15. Вопрос культурной ориентации
Начатая боголюбцами и Печатным двором работа настойчиво требовала от них разрешения двух насущных вопросов: первым был вопрос наиболее полного и быстрого предоставления русскому читателю всей сокровищницы традиционной православной богословской мысли; вторым была проблема нахождения нового источника религиозной мысли, способного дать ответ на те вопросы, которые никогда не ставились перед раннехристианскими или византийскими богословами и теперь, в связи с ростом секуляризационных настроений протестантской пропаганды и необходимости лучшей подготовки духовенства, требовали скорейшего решения.
Богословская мысль раннего христианства и византийского православия была, хотя бы частично, всегда известна русской церкви, но теперь, когда московские умы пытались разрешать много других новых вопросов, наличной богословской литературы далеко не хватало. Печатание таких книг, как “Поучения Ефрема Сирина”, “Лествица Иоанна Лествичника”[132], “Сборник из семидесяти одного слова”[133], “Книга о вере”, “Кириллова книга”, “Собрание краткое об артикуле Веры”, “Евангелие с толкованием” Феофилакта Болгарского, именно и имело целью помочь разрешению этих вопросов; все же этой литературы охваченной религиозным подъемом Московской Руси далеко не хватало. Само печатание книг, подготовка рукописей к изданию, перевод еще не известных Руси трудов отцов церкви, составление полемических и апологетических книг — все это очень осложнялось отсутствием ученых богословов, хорошо знающих греческий и другие языки. Как это ни странно, но, несмотря на семивековую связь русской церкви с Византией, знание греческого языка было сравнительно мало распространено среди русского духовенства и светских образованных людей. Вообще в течение четырех с половиной веков подчинения русской церкви Константинополю (989—1439) греческие митрополиты и епископы за это продолжительное время не сделали ни малейшего усилия, чтобы создать богословское образование на Руси; по крайней мере об этом не сохранилось никаких сведений. Так как греков никак нельзя упрекнуть в пренебрежении их собственной школой и культурой, то остается только предположить, что византийская церковь, в противоположность католическим миссионерам Запада, которые всегда сочетали проповедь своей веры с подготовкой кадров церкви, вовсе не старалась поднять духовный и образовательный уровень русского духовенства.

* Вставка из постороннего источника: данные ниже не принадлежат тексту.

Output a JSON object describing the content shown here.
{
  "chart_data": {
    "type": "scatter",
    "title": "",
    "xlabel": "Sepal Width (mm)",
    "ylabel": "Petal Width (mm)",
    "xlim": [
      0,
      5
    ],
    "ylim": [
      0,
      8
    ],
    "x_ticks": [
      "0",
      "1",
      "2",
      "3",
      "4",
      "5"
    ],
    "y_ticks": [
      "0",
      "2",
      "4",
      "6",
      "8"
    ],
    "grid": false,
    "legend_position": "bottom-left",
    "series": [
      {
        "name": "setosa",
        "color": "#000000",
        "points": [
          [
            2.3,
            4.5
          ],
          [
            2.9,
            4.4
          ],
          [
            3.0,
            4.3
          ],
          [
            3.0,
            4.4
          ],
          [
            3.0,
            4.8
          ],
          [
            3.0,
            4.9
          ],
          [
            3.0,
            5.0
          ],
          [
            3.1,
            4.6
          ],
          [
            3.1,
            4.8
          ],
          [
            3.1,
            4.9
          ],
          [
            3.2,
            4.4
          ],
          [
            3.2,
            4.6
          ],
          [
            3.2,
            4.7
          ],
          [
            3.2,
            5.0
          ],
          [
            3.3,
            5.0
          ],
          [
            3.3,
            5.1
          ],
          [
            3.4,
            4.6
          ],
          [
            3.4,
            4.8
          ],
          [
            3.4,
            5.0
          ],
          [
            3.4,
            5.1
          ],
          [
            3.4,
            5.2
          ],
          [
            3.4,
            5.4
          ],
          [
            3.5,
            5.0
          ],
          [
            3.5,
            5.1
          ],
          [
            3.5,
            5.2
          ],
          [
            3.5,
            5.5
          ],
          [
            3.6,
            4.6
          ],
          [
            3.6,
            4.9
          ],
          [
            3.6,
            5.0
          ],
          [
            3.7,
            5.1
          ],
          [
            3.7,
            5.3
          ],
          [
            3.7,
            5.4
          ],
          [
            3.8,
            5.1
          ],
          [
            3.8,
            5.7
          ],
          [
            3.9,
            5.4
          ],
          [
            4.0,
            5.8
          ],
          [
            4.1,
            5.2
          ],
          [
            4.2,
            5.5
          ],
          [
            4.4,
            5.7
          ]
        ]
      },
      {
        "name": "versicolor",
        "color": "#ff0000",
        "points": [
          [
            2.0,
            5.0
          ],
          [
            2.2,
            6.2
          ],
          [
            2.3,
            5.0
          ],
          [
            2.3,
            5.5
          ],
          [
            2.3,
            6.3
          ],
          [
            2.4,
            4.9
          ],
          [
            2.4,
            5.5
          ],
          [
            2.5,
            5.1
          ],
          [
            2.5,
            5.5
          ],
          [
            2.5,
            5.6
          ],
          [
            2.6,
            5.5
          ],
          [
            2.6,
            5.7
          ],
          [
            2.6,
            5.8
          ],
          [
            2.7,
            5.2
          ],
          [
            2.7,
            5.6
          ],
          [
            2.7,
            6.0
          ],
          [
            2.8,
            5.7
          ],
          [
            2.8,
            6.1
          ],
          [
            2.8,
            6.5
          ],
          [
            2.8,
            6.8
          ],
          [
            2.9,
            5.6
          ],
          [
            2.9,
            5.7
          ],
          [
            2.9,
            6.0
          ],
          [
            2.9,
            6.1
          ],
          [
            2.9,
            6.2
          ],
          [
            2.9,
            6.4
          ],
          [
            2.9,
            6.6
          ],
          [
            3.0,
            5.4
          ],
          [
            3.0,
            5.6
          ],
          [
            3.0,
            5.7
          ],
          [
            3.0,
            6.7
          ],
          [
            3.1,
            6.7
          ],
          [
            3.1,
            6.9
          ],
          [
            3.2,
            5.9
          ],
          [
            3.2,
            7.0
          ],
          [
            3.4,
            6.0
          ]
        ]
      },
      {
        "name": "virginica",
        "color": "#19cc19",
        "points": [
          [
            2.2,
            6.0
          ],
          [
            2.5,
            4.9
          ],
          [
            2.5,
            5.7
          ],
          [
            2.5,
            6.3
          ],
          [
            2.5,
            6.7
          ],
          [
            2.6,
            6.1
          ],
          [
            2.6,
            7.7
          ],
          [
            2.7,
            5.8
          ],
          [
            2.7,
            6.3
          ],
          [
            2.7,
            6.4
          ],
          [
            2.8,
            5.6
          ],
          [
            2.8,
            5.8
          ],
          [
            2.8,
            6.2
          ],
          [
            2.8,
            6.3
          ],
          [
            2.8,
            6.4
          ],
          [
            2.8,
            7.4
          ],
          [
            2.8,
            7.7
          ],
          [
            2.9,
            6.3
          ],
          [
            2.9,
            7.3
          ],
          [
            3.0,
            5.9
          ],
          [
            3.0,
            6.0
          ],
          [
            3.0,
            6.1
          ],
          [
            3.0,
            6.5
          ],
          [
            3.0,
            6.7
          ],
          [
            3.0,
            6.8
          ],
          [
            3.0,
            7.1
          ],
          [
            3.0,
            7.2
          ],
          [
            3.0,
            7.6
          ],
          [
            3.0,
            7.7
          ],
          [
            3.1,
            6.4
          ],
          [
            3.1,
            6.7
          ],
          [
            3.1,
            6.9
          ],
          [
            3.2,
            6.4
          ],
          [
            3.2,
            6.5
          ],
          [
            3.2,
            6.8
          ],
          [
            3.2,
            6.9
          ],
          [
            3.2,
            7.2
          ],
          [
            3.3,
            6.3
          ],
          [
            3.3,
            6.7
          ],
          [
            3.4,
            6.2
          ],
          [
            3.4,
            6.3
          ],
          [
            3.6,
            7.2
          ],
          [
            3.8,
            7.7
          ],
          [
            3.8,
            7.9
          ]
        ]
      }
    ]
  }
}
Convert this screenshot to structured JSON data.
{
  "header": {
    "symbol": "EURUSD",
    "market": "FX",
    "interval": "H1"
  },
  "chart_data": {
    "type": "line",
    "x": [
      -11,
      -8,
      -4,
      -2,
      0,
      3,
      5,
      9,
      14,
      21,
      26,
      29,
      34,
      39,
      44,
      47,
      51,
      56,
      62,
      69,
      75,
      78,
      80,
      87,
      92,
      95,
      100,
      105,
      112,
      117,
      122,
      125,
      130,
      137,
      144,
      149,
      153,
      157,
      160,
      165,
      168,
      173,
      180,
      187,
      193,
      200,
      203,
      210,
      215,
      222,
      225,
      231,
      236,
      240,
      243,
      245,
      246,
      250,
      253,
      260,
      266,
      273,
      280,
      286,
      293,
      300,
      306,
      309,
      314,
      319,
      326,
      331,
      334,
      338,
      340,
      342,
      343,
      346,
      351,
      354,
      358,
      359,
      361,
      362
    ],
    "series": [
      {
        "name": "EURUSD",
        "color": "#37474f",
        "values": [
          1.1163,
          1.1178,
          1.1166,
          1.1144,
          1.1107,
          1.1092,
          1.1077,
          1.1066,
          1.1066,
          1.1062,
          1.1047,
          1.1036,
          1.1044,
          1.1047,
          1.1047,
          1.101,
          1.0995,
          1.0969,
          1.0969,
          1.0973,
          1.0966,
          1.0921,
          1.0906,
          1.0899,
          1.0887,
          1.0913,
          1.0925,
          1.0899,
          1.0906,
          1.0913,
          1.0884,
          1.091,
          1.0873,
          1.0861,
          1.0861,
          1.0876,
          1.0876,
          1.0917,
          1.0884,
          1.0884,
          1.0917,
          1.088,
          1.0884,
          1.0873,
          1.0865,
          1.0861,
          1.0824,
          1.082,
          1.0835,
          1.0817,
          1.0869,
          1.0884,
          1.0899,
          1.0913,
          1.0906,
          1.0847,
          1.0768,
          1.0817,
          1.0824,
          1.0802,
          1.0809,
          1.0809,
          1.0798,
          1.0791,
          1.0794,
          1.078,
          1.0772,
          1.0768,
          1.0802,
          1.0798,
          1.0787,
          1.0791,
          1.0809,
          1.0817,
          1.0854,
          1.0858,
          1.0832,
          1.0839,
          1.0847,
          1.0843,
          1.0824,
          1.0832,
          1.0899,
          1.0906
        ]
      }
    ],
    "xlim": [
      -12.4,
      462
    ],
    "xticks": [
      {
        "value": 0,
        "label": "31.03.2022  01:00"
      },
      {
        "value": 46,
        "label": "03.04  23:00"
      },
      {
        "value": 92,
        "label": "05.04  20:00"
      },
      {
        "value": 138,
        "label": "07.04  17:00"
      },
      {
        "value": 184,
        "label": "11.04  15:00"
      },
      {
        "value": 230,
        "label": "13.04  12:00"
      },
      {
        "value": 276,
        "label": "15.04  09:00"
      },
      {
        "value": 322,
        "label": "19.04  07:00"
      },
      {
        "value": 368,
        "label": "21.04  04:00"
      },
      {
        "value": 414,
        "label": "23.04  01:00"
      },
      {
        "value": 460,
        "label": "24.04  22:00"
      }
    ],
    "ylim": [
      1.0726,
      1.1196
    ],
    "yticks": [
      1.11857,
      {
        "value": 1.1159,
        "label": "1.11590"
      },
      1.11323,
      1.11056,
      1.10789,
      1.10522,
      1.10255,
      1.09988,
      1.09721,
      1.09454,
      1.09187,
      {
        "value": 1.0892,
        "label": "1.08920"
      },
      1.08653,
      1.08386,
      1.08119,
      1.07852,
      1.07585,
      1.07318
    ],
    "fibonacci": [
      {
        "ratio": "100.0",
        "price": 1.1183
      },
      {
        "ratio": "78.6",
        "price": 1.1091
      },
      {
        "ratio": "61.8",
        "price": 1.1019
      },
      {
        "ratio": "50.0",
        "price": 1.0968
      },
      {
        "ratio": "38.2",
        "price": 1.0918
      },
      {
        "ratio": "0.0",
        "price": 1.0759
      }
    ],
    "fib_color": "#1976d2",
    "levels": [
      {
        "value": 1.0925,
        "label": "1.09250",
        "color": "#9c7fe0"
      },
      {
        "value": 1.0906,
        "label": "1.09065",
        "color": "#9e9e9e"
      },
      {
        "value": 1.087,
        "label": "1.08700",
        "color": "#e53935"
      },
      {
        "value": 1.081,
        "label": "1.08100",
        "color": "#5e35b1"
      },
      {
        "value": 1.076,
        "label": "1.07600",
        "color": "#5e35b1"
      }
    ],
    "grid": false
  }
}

Это отчасти понятно. Для Рима весь мир, а в Средние века — вся Европа, были частью одной вселенской епархии, без различия языка и происхождения составлявших ее народов. Итальянцы и испанцы, немцы и англичане в церкви и школе пользовались одним и тем же латинским языком, который сближал и объединял в одно все народы католической Европы. На Востоке — наоборот: национальный язык каждой церкви способствовал с самых ранних веков принятия христианства местному национализму. Позволяя другим народам православного мира пользоваться их собственным языком в церкви, греки в то же время как бы не считали их равными себе и видели в них варварскую часть православного Востока. Это снисходительно-покровительственное, а часто и несколько пренебрежительное отношение византийцев к негреческому православному Востоку в конце концов привело к быстрой потере для христианства всей Передней Азии и Египта после их завоевания арабами, а также к длительному антагонизму между греческой и негреческой частью православной церкви.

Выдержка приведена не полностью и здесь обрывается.